Только со слов Курбатова техникам стало известно назначение зеркального поля. Потом он проводил их к месту установки приборов и детально разобрал устройство фотоэнергетических плит, с тем чтобы техники знали, как к ним присоединять приборы. Во время объяснения он сказал между прочим:
— Если бы такими плитами замостить пустынные пространства Узбекской и Туркменской республик с Каракумом, то мы бы получили энергии больше, чем сейчас вырабатывается во всем мире.
Поразительно! Вадим чуть не задохнулся от волнения. Площадь этих двух республик сравнительно невелика. А если сюда прибавить огромные пространства Южного Казахстана, где тоже Каракум и Голодная степь, то энергии будет во много раз больше. Теперь, глядя на это золотое зеркало, окаймленное зеленью, Вадиму подумалось, что это и есть осколок солнца. Он покорен человеку, который заставил его работать. Так почему же не разбросать по стране тысячи таких осколков, чтобы давали они свет и тепло, чтобы их энергия двигала машины, поднимала целину, строила дома? Что мешает этому? Почему не развивается фотоэнергетика? Спросить бы, узнать. Но если Бабкин задавал осторожные вопросы, касающиеся техники контроля и эксплуатации приборов, то Багрецов, напуганный ночной историей, был нем. Больше того, когда Курбатов уже в лаборатории показывал ему и Тимофею метровую шестиугольную плиту, на которой все соединения были нанесены фотографическим путем, Вадим смотрел на нее издали, даже не наклоняясь, хотя схема представляла собой тончайшее переплетение серебряных узоров.

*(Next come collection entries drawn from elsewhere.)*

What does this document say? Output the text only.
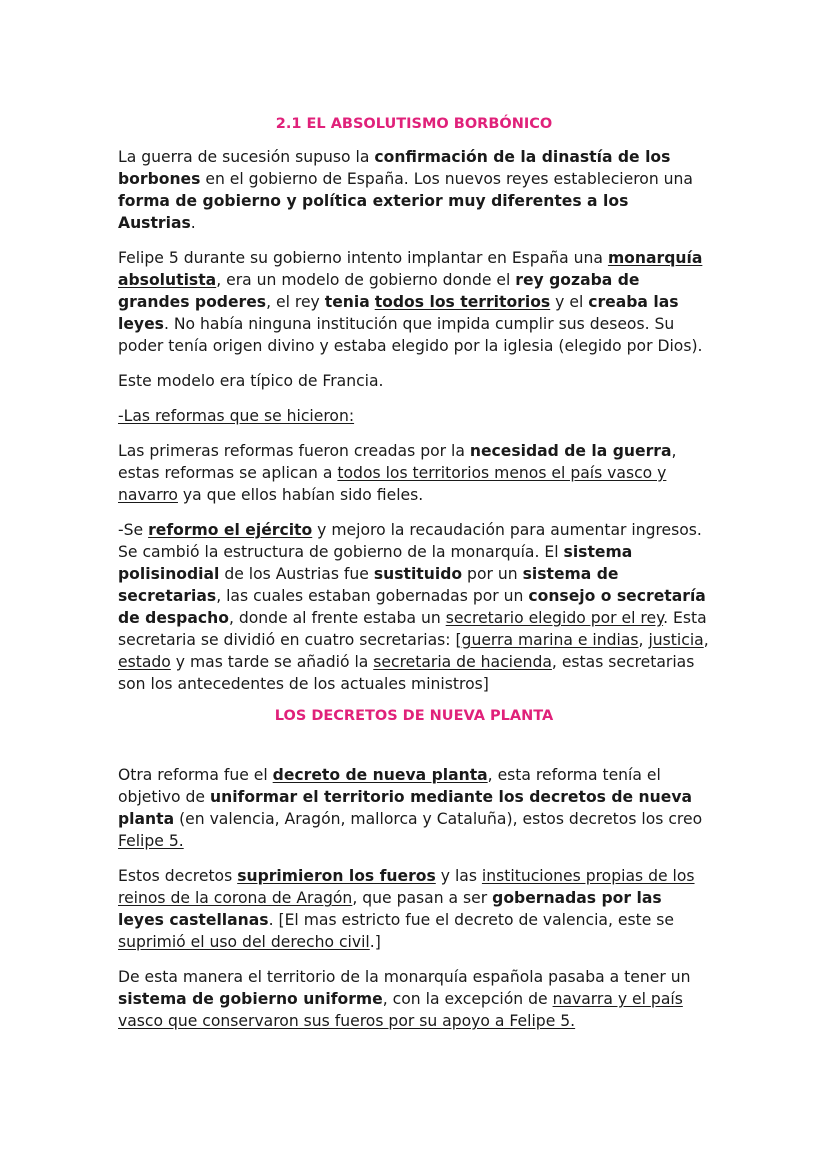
2.1 EL ABSOLUTISMO BORBÓNICO

La guerra de sucesión supuso la confirmación de la dinastía de los borbones en el gobierno de España. Los nuevos reyes establecieron una forma de gobierno y política exterior muy diferentes a los Austrias.

Felipe 5 durante su gobierno intento implantar en España una monarquía absolutista, era un modelo de gobierno donde el rey gozaba de grandes poderes, el rey tenia todos los territorios y el creaba las leyes. No había ninguna institución que impida cumplir sus deseos. Su poder tenía origen divino y estaba elegido por la iglesia (elegido por Dios).

Este modelo era típico de Francia.

-Las reformas que se hicieron:

Las primeras reformas fueron creadas por la necesidad de la guerra, estas reformas se aplican a todos los territorios menos el país vasco y navarro ya que ellos habían sido fieles.

-Se reformo el ejército y mejoro la recaudación para aumentar ingresos. Se cambió la estructura de gobierno de la monarquía. El sistema polisinodial de los Austrias fue sustituido por un sistema de secretarias, las cuales estaban gobernadas por un consejo o secretaría de despacho, donde al frente estaba un secretario elegido por el rey. Esta secretaria se dividió en cuatro secretarias: [guerra marina e indias, justicia, estado y mas tarde se añadió la secretaria de hacienda, estas secretarias son los antecedentes de los actuales ministros]

LOS DECRETOS DE NUEVA PLANTA

Otra reforma fue el decreto de nueva planta, esta reforma tenía el objetivo de uniformar el territorio mediante los decretos de nueva planta (en valencia, Aragón, mallorca y Cataluña), estos decretos los creo Felipe 5.

Estos decretos suprimieron los fueros y las instituciones propias de los reinos de la corona de Aragón, que pasan a ser gobernadas por las leyes castellanas. [El mas estricto fue el decreto de valencia, este se suprimió el uso del derecho civil.]

De esta manera el territorio de la monarquía española pasaba a tener un sistema de gobierno uniforme, con la excepción de navarra y el país vasco que conservaron sus fueros por su apoyo a Felipe 5.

Курбатов заметил нарочитость в поведении Багрецова. Вновь закралось смутное недовольство. «К чему это неумное актерство? — думал он, наблюдая за курчавым техником. — То ли он разыгрывает оскорбленного, то ли старается показать, что его здесь ничто не интересует, а потому зря придираются к случайно подобранному на поле осколку?»
Это настораживало. А, кроме того, Багрецов казался чересчур высокомерным, что вовсе не нравилось Курбатову. Интересно все же — зачем этому парню образец плиты? Допустим, взял он его из любопытства. Бабкин принес еще один кусок. А где третий? Почему Багрецов пожимает плечами? Не знает? Но кто же тогда знает? Коллектив испытательной станции маленький: семь человек, охрана, шофер. Вот и все. Люди проверенные.